Phil was propped up in bed, still looking ill and tired, but awake and aware and holding Clint’s hand.
“I imagine it might be.”
“So I was thinking,” Clint posed, “you, me, a remote beach, and some coconut drinks?”
Phil’s eyebrows lifted. “The ones with the little umbrellas?”
Phil was still out of it. He was lax, and cuddly, and all of the things that Clint knew would be gone the moment Phil was back on his feet and in fighting form. But for now, Clint enjoyed himself, along with the privacy of Phil’s room and the man too weak to stop Clint from stealing kisses from him at every opportunity.
“Are you sure you saved the world?” Phil asked, skeptically.
“I might have had a little help,” Clint shrugged. “Maybe a relic from the past pulled his weight, and an overly intelligent, egotistical billionaire.
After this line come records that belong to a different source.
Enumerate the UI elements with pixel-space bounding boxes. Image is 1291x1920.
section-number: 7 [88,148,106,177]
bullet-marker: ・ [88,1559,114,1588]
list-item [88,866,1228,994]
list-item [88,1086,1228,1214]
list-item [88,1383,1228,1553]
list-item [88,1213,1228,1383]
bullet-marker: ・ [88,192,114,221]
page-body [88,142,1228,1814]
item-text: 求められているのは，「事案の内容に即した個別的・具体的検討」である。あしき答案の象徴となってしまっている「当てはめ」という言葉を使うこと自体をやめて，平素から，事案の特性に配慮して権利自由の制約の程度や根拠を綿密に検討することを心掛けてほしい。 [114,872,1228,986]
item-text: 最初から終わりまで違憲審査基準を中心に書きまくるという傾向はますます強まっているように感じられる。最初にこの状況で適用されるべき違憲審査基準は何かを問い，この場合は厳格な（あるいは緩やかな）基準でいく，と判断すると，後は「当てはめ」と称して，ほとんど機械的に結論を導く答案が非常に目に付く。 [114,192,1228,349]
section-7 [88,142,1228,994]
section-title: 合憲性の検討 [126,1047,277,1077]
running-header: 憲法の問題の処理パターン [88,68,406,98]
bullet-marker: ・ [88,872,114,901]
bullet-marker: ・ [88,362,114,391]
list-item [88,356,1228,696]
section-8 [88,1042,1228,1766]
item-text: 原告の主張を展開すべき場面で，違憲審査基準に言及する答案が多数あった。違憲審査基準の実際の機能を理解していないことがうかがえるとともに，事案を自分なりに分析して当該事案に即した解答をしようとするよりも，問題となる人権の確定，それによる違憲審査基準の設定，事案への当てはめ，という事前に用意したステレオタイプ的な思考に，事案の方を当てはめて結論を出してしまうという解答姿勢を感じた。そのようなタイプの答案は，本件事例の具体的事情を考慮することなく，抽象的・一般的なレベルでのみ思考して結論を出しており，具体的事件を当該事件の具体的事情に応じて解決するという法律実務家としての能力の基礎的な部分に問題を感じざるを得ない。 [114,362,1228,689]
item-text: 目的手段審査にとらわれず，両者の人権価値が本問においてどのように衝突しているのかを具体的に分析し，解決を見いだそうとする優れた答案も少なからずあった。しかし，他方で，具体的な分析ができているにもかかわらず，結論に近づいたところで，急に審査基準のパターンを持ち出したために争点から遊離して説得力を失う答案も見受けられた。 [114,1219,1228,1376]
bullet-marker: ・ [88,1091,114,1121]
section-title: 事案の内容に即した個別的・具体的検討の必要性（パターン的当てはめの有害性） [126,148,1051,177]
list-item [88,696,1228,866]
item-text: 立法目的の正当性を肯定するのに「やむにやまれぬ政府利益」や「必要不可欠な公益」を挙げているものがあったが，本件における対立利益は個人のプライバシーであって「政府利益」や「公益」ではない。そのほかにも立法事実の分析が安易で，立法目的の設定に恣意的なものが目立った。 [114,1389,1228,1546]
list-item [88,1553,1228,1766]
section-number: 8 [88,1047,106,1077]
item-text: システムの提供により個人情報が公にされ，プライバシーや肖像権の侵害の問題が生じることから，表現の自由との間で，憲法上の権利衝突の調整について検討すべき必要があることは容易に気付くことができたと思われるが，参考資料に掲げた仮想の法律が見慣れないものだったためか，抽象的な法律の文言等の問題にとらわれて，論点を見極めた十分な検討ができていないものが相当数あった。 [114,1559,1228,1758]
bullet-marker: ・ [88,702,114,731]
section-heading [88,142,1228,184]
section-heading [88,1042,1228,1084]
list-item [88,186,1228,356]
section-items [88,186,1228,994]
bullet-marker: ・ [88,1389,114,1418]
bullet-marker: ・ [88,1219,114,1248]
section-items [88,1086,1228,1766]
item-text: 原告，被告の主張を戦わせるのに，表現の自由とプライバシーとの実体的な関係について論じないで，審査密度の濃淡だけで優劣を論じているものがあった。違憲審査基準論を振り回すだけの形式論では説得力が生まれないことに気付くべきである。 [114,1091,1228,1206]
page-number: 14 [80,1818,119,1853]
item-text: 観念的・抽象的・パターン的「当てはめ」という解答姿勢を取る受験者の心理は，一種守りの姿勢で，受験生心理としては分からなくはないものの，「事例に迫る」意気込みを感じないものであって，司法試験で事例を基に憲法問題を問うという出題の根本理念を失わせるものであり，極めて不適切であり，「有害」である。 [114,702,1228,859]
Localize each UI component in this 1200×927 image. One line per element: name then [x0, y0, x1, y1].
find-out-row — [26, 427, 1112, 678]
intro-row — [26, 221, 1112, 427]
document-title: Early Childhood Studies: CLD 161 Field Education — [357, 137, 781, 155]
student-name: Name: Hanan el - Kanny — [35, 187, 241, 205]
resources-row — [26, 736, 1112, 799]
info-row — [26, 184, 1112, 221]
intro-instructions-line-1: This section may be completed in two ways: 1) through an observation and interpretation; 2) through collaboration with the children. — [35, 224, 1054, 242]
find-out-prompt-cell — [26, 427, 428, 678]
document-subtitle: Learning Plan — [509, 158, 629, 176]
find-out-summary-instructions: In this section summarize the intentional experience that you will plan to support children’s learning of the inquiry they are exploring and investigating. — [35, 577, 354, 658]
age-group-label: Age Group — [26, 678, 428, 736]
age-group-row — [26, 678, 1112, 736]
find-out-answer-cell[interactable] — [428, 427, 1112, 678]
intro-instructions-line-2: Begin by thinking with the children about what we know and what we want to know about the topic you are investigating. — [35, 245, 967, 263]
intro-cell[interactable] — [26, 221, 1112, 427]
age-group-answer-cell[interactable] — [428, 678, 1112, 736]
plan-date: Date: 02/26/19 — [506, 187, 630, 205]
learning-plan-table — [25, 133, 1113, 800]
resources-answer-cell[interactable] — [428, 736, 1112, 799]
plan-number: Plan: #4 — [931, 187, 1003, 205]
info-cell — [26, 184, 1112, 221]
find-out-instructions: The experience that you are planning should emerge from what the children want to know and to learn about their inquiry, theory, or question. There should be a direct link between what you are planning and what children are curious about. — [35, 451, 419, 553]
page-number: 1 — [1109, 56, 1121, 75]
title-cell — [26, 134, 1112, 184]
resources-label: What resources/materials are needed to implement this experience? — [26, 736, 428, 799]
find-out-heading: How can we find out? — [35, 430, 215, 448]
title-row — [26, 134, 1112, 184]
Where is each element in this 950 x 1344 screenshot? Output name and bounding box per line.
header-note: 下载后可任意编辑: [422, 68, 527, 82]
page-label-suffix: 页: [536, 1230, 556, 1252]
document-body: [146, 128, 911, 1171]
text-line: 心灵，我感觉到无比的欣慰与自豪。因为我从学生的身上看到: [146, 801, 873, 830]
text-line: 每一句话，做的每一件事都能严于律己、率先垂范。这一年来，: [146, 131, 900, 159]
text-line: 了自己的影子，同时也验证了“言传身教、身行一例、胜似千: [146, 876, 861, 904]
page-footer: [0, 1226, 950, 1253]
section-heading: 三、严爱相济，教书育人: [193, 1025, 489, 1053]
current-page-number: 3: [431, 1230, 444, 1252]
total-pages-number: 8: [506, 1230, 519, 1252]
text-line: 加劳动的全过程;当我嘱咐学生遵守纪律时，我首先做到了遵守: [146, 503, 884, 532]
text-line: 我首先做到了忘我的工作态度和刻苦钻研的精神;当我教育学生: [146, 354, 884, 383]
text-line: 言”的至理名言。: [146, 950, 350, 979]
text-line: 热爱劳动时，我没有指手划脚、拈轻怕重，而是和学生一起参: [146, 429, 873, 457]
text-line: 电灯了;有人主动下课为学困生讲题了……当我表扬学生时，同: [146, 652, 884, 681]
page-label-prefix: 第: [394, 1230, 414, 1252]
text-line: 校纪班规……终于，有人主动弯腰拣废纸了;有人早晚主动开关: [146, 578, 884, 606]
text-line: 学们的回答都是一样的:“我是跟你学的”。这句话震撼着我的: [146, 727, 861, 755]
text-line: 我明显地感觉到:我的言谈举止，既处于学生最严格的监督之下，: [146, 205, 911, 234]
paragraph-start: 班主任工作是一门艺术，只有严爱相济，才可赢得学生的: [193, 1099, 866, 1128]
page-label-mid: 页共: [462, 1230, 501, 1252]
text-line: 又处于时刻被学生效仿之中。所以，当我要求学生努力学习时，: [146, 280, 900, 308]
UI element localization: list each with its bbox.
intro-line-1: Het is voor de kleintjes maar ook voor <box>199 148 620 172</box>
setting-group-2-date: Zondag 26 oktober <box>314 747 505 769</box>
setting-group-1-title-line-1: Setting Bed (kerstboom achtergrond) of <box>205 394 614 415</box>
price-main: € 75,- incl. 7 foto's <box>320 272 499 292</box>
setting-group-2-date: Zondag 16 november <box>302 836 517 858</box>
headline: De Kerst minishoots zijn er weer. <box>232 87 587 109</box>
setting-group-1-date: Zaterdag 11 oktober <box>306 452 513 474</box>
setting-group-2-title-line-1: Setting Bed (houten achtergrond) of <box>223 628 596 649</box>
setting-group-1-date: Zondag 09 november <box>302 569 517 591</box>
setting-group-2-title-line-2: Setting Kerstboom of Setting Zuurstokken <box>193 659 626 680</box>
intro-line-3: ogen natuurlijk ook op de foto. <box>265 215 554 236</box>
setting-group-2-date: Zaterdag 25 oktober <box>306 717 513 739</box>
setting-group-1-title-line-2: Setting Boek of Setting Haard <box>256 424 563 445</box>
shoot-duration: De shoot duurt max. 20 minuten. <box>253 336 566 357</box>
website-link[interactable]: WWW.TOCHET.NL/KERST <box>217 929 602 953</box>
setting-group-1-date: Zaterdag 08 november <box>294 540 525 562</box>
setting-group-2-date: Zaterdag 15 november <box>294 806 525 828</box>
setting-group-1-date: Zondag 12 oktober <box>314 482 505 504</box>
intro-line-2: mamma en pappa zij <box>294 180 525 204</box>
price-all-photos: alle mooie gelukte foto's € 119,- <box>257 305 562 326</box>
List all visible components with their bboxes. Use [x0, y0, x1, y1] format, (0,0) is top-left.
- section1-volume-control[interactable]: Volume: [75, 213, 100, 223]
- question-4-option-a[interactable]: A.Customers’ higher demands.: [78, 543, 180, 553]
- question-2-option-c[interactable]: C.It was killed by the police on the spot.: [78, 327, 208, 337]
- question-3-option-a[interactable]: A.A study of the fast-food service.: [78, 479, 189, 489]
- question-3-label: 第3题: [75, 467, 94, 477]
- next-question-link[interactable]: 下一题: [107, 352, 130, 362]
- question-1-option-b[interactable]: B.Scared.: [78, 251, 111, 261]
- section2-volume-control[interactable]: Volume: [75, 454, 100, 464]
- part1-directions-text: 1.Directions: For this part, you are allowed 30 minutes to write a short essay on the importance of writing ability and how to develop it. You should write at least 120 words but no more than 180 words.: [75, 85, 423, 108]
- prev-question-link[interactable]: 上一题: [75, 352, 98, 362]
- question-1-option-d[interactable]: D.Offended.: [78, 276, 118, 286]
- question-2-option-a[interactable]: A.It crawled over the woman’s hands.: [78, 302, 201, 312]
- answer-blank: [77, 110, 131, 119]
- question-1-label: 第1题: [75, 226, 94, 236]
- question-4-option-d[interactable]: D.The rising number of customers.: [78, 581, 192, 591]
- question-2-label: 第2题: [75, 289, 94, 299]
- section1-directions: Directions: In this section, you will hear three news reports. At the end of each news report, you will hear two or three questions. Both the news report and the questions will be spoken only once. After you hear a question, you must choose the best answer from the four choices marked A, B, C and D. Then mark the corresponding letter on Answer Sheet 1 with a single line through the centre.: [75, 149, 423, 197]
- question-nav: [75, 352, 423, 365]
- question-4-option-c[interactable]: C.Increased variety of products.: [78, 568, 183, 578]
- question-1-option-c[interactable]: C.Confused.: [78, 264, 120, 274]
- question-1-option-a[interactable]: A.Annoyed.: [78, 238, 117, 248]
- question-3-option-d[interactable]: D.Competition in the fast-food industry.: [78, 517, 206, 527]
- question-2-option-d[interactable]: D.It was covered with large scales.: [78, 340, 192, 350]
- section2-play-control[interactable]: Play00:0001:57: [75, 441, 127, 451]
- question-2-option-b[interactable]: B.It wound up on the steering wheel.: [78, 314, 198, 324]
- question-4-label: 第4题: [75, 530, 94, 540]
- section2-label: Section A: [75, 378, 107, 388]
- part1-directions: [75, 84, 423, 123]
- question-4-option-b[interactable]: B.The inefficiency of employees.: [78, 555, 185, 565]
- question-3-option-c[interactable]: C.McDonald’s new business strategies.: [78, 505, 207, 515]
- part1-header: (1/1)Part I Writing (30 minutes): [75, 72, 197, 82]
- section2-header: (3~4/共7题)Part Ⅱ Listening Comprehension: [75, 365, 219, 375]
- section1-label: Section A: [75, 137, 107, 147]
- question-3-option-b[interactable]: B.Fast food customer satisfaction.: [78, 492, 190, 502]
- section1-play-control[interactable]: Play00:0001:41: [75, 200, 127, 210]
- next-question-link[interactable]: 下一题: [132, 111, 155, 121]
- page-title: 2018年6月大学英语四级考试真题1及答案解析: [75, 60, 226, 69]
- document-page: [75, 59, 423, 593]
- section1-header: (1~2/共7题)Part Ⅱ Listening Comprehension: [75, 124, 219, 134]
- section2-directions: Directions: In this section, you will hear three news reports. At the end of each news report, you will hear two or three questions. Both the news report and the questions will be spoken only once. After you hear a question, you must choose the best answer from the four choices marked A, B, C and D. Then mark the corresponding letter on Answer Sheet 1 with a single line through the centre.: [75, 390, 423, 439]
And Natasha might have helped.”
“I don’t remember much,” Phil confessed. “We were waiting for Agent Romanov to return with Doctor Banner?”
“It all worked out,” Clint assured. He leaned in and caught the edge of Phil’s mouth. “I’ll give you the details later.”
“Okay,” Phil said, a little dopey from the pain medication.
“I missed you.”
“That’s okay.” Clint kissed him again, firmly. “It’s okay.”